J’avoue que, sans cette indication, je ne m’en serais pas du tout aperçu. Contrairement à une voiture hybride, dont le moteur thermique démarre une fois le véhicule lancé par l’hybridation électrique, ici, le 9-litres John Deere tourne constamment et reste en prise avec la transmission. Au volant, je ne ressens aucun transfert ou bruit m’indiquant le travail de la transmission pour cette allure. Une fois lancé et arrivé au plat, je roule à 42 km/h au régime économique de 1 250 tr/min. En cabine, c’est le calme, j’écoute de la musique avec mon smartphone Android connecté en Bluetooth au système audio compatible DAB+, c’est très agréable.

Les allers-retours, de la fosse au champ, s’enchaînent, sans que je me sente fatigué ou stressé. Dans le chemin de champ un peu chaotique qui me mène à la parcelle, je suis agréablement surpris par le confort de la suspension du siège, sachant que le 8R ne dispose pas de cabine suspendue. Je ne ressens aucune secousse ni ne me sens tanguer. Malgré l’absence de masse sur le relevage avant, inutile pour tracter la tonne à lisier, le pont avant à bras indépendants ILS encaisse avec fluidité et aisance les irrégularités du chemin. Je me sens presque voler.
Une ambiance de conduite agréable
Pour atteindre la deuxième parcelle, j’emprunte une côte de plus de 7 %. Le tracteur ne descend pas en dessous de 15 km/h et je peux entendre le jeu des embrayages multidisques des cinq gammes composant la transmission, mais pas de quoi me perturber dans ma conduite et encore moins le couple du 8R, qui tient la cadence.

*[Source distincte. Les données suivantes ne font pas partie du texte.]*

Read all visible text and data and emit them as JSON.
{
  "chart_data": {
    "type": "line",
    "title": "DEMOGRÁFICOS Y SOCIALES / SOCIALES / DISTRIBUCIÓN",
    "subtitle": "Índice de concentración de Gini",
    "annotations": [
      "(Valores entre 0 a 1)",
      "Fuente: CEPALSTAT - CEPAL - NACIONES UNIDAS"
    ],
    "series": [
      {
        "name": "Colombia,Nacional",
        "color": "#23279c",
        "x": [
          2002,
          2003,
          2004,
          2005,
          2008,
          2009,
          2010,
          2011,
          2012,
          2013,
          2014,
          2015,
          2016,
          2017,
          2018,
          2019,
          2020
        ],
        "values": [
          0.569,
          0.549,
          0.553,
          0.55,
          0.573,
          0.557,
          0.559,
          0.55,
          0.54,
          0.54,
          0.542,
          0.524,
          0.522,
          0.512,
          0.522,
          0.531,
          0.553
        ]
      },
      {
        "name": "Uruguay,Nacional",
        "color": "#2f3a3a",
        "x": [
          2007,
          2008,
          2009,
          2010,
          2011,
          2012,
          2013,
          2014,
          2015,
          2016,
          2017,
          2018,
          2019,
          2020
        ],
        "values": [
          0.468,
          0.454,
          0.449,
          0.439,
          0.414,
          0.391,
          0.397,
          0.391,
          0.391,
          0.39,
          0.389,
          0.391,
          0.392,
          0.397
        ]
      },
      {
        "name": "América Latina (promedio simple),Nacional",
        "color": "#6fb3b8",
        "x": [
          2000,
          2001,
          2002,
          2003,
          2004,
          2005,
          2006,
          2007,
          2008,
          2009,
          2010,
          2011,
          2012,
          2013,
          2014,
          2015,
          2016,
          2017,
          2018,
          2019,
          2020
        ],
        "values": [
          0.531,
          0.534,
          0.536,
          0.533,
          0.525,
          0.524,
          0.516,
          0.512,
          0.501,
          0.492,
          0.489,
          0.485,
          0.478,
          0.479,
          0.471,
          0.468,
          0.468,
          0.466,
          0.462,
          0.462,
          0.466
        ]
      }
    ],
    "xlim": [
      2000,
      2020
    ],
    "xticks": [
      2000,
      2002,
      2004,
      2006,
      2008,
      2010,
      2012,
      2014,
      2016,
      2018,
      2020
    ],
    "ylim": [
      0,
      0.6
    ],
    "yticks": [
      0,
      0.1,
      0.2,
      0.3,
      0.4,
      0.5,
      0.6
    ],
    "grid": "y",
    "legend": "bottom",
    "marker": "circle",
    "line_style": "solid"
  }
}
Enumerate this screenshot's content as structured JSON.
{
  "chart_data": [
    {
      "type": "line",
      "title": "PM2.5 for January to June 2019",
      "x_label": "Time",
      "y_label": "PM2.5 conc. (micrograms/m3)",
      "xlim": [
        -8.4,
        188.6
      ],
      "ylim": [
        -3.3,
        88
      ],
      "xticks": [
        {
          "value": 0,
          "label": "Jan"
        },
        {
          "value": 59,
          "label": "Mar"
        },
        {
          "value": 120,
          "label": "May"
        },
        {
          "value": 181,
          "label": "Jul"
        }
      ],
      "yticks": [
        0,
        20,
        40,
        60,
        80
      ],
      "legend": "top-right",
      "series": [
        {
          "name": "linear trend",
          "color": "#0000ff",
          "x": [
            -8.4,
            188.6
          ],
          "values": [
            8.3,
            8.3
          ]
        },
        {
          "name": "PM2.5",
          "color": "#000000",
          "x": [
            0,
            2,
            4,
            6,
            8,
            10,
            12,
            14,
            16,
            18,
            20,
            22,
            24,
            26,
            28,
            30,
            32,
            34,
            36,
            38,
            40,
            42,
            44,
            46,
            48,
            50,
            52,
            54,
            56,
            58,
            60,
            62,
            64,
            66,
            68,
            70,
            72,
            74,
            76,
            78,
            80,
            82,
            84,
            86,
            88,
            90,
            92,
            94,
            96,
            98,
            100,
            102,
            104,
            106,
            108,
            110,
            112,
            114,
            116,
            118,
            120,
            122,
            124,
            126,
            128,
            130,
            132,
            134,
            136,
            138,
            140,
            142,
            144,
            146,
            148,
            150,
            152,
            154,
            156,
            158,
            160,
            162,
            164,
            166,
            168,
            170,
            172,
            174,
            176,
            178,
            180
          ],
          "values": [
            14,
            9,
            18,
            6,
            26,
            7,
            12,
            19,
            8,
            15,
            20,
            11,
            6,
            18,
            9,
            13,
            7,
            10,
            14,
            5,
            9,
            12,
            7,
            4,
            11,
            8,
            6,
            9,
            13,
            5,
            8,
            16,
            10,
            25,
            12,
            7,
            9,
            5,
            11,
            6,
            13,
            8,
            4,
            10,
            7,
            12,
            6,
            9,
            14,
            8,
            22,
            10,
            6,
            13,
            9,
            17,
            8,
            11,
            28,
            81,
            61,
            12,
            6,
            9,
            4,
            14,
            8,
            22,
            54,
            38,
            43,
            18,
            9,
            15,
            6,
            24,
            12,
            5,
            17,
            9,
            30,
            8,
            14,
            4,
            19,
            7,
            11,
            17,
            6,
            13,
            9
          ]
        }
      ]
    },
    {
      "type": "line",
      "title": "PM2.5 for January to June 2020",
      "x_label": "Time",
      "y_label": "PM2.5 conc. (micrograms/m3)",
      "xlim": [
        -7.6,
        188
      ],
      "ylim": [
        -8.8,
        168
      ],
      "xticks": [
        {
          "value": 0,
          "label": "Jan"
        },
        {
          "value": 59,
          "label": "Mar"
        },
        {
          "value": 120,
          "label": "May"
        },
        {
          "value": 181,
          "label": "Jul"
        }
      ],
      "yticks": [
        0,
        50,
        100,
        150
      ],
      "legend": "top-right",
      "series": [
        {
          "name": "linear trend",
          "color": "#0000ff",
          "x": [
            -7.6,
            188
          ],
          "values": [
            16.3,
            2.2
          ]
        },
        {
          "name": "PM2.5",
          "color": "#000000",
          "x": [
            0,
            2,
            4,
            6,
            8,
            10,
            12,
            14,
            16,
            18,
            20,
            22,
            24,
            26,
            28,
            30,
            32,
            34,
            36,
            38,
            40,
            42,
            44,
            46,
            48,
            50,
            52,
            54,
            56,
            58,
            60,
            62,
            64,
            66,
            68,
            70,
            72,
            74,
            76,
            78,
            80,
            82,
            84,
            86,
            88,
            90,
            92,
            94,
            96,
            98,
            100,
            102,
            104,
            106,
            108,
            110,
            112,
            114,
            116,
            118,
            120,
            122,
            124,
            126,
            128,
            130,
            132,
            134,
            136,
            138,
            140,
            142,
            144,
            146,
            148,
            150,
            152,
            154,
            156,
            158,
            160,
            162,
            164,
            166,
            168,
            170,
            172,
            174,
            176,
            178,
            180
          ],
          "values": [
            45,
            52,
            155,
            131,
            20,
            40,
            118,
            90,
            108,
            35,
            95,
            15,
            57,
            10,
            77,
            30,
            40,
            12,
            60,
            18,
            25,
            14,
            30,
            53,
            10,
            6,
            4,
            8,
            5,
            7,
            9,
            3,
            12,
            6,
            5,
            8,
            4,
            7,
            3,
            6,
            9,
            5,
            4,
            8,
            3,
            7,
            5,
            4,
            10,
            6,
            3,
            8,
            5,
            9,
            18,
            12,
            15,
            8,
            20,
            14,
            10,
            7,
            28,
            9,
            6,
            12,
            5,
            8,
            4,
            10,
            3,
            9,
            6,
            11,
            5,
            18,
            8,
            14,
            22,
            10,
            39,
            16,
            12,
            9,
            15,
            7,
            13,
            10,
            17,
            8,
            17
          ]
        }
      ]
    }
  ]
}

Au champ, je pivote le siège de 40° vers la droite et pose mes chaussures sur les repose-pieds dédiés. Là encore, je me sens à l’aise pour enchaîner les chantiers d’épandage pendant de longues journées. L’enregistrement des séquences de bout de champ iTech me simplifie les tâches à mettre en œuvre pour piloter la tonne à lisier et le tracteur, une fois l’outil arrière déployé depuis le menu Joskin dans le terminal.
Je n'ai plus qu'à réaliser quelques clics pour épandre avec une vitesse cible et en suivant la ligne du guidage. Pendant l’épandage, je garde un œil sur le terminal via le menu dédié à la tonne qui m’indique ce qu’il reste dans la cuve, et je tourne la tête de temps en temps vers la droite pour surveiller mon attelage. En bout de champ, en un simple clic, l’outil se relève, et la vanne l’alimentant en digestat se ferme. La seconde vitesse cible programmée a réduit mon allure pour assurer mon demi-tour en toute simplicité. C’est reparti. Tout au long de mon travail, le terminal John Deere, par l’intermédiaire de bips ou de pop-up s’affichant en haut de l’écran, m’informe des divers changements de réglage ou de prise de ligne de guidage : c’est très appréciable et rassurant. Les deux journées sont déjà terminées. Un coup de nettoyeur à haute pression, et l’ensemble repart dans une concession en Alsace pour promouvoir cette technologie électrique. Une chose est sûre, cette solution ne va pas en rester là et devrait connaître un bel avenir dans le monde du machinisme pour l’entraînement d’une multitude d’outils arrière.